Il primo anno l’azienda è in perdita. Il secondo in pareggio e poi arrivano i profitti. “Il mio inglese non era ancora perfetto, per non parlare di tutto il linguaggio specifico dell’edilizia e dell’architettura. Ma alla fine mi sono appassionata: oggi abbiamo quasi quadruplicato il fatturato perché l’Australia è cresciuta a livello demografico e ci sono molti cantieri per costruire scuole e altri edifici. Le grandi aziende edili ci chiamano per la nostra specificità”. Carmela ha comprato due case. Nella più grande vive con sua figlia, che spesso si diverte nella piscina del giardino insieme al cane che avevano adottato con Jason prima che lei nascesse. “In generale il mondo tende a sottovalutare noi donne. Certo, anche qui all’inizio ho sentito la differenza di genere in un campo come quello edile, e tutti mi dicevano di vendere. Anche la mia famiglia. E magari ritornare in Italia con mia figlia, perché di famigliari qui non ne avevamo. Ma io volevo essere libera. Qui la giornata inizia molto presto, anche alle cinque di mattina, ma alle tre di pomeriggio ho finito e posso godermi mia figlia. Un uso del tempo diverso, più lento ma che ti da quella pace che il mondo lavorativo italiano difficilmente può offrirti, anche quando un’azienda è tua”.

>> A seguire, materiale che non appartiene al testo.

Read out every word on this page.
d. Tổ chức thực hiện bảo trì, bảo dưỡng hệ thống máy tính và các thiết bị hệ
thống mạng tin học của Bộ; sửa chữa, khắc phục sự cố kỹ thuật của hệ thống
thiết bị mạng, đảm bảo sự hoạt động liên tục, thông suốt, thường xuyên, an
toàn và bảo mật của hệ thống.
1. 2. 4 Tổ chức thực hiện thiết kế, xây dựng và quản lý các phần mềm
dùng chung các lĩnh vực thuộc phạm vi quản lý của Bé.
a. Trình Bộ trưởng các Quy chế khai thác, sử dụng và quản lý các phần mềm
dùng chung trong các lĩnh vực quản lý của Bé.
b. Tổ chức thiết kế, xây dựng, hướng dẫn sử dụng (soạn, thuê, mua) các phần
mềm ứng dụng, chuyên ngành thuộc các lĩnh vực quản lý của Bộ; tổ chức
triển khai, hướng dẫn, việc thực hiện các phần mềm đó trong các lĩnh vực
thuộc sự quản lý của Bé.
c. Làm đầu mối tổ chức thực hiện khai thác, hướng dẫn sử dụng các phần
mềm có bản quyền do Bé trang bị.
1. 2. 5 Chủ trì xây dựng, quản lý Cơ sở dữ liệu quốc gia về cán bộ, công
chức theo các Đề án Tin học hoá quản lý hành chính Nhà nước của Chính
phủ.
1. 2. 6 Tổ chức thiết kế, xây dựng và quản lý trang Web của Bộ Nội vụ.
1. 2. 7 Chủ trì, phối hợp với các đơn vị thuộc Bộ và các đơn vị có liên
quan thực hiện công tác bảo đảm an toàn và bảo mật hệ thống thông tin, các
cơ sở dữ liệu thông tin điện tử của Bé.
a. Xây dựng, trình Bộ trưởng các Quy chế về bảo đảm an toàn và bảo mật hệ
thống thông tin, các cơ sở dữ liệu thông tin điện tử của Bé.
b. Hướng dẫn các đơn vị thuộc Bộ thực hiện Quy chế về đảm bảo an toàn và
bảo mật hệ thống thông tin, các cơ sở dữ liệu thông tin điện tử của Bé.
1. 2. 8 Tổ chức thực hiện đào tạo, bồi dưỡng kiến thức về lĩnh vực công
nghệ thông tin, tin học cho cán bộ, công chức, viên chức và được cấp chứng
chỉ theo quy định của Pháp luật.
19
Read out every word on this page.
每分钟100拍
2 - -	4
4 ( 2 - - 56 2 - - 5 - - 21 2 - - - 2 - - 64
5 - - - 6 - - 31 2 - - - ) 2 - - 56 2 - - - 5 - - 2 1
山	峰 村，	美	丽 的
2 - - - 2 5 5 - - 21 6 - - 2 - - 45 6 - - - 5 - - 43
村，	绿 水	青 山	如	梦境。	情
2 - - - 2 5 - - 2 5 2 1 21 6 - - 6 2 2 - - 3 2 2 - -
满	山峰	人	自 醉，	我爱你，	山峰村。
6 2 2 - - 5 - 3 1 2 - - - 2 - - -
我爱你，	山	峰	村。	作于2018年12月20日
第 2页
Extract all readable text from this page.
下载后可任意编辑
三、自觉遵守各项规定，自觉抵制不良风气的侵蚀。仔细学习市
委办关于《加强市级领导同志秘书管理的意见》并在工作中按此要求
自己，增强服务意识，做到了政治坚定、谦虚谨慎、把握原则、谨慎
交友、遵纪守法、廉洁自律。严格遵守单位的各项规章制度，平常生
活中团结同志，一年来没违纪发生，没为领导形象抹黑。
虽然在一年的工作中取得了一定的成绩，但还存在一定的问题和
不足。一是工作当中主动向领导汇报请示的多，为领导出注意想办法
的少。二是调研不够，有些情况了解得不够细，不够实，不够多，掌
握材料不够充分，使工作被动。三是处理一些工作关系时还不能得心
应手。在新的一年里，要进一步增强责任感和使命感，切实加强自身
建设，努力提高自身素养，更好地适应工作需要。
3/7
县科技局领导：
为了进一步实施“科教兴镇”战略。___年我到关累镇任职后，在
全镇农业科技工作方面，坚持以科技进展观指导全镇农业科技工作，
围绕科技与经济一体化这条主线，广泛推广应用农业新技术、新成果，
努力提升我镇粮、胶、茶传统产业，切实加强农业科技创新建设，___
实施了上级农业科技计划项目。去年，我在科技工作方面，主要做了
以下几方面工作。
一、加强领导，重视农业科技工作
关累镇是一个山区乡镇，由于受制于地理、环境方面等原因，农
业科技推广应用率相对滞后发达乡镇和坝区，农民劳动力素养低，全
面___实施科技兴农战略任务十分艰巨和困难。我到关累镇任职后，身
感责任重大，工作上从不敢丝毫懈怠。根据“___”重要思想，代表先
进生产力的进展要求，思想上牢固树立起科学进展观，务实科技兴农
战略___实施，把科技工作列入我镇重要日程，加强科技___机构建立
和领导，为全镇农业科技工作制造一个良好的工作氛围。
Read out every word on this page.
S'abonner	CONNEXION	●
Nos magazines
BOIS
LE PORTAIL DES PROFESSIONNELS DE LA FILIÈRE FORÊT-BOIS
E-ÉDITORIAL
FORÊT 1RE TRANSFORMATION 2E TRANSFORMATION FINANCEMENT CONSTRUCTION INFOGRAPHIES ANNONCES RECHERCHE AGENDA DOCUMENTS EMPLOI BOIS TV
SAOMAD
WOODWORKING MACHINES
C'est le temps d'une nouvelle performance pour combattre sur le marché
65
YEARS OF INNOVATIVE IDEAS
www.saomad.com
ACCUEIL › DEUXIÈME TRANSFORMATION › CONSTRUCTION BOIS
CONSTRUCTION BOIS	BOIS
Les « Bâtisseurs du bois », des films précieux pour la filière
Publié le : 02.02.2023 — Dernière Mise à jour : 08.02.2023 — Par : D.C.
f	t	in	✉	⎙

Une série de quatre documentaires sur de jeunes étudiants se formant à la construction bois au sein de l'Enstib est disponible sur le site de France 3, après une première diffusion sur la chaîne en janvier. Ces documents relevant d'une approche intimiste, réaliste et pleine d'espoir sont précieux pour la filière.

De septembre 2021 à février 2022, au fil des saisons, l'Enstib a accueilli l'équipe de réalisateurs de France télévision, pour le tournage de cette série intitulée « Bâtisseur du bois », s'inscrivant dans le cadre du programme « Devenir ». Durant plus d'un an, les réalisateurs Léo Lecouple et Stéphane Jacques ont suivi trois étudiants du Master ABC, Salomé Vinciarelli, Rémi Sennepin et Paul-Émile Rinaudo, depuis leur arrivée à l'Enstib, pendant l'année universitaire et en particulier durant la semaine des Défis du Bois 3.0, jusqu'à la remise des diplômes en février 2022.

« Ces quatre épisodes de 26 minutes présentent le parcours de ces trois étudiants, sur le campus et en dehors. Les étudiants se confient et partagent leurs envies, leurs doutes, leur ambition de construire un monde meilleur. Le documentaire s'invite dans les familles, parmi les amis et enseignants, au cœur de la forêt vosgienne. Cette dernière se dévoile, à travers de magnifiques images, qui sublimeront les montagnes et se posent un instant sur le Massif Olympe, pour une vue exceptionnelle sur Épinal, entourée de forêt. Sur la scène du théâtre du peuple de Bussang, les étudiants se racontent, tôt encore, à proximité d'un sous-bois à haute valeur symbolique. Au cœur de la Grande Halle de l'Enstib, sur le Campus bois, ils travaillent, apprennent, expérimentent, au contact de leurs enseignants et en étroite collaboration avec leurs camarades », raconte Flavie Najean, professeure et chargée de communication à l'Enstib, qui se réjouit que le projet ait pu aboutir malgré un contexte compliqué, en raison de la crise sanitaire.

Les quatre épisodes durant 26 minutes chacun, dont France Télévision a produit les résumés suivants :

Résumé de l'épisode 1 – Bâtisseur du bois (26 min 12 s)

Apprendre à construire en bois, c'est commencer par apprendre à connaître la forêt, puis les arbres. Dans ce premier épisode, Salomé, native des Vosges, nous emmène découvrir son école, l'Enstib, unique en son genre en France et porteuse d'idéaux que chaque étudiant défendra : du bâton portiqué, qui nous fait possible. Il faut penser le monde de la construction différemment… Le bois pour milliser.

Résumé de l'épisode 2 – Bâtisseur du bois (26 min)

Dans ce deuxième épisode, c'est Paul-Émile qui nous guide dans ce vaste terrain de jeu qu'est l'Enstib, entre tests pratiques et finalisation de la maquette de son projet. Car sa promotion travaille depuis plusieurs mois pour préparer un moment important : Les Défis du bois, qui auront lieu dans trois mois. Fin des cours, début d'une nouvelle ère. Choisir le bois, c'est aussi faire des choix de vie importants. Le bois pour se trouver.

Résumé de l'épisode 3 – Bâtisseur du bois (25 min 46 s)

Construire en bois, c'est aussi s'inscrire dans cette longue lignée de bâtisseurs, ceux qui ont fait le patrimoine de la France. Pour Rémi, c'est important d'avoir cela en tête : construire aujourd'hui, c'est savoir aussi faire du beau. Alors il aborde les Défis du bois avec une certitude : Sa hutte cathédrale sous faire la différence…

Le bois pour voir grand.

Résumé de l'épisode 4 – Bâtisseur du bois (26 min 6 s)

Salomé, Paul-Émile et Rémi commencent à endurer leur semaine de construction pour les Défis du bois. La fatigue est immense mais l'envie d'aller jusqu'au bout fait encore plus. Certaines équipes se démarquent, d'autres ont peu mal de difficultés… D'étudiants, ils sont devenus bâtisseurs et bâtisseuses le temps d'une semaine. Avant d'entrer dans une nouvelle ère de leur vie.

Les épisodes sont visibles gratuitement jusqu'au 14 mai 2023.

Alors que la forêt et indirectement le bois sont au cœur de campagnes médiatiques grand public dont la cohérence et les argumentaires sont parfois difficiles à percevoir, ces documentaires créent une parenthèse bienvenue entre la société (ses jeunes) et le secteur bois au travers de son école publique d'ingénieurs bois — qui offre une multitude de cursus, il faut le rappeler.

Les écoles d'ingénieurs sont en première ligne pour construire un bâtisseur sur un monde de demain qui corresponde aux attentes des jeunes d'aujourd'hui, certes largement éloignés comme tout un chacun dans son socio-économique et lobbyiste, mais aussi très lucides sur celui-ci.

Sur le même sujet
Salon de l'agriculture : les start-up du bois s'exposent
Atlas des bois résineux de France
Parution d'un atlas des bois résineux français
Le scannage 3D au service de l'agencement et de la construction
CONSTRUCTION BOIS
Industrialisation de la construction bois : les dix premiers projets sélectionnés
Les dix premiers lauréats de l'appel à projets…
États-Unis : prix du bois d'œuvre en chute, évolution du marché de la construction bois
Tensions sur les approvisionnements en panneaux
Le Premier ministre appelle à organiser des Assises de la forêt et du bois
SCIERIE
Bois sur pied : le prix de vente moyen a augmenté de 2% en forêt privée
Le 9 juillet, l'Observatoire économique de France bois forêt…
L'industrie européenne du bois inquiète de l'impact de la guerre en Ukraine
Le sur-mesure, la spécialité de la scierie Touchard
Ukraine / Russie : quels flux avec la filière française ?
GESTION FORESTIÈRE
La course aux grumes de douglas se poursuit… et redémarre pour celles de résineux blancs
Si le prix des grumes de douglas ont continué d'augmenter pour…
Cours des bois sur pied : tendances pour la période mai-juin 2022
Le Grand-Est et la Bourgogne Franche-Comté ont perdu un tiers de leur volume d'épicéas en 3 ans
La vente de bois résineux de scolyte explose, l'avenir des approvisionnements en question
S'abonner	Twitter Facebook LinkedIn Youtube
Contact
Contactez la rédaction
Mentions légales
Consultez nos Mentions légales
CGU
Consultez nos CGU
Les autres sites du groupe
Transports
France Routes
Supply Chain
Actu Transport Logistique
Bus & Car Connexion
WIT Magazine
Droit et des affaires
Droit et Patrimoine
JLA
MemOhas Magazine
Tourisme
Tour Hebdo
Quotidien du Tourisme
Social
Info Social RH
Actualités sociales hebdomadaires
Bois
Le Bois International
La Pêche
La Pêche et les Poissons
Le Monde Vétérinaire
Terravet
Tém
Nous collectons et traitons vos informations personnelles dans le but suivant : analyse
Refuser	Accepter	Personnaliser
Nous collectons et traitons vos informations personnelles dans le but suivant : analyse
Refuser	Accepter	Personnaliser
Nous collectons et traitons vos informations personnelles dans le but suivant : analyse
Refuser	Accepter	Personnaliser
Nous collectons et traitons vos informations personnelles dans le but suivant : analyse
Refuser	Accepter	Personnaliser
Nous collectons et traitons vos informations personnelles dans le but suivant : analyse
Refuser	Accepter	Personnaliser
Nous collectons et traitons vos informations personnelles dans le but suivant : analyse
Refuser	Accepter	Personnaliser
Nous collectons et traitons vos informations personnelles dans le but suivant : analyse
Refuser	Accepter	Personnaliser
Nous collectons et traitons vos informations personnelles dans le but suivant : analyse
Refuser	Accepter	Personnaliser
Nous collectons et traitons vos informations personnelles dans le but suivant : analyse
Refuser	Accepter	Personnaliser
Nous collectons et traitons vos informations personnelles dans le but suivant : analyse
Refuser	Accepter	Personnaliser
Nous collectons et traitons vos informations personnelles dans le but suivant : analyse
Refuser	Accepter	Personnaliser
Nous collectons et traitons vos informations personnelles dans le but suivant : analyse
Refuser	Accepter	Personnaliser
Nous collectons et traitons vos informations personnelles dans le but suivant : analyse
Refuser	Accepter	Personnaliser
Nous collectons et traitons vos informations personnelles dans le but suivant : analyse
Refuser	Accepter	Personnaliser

Eppure c’è qualcosa che non può non mancare dell’Italia. “Cibo e famiglia: mentirei se non fosse così, anche se l’Australia dal punto di vista dell’offerta culinaria sta migliorando”. E anche se Carmela vive lontanissima dall’Europa, avverte ugualmente i contraccolpi della crisi energetica e gli strascichi del post Covid. “Io presi la prima casa con un muto al 6%, durante la pandemia scesero a 1,5% e ora sono risaliti e tanta gente non può permettersi di ripagarli. Mentre per l’energia il prezzo dei materiali edili sono raddoppiati. Perlopiù provengono dalla Cina, con cui l’Australia commercia moltissimo”. Quando l’hanno chiamata per premiarla come eccellenza italiana in Australia, Carmela si è guardata indietro. “Sono ancora giovane ma mi sembra di aver vissuto più vite. E penso sempre che con caparbietà e impegno si possano ottenere grandi risultati, riuscendo dove non pensavamo neanche di poter competere”.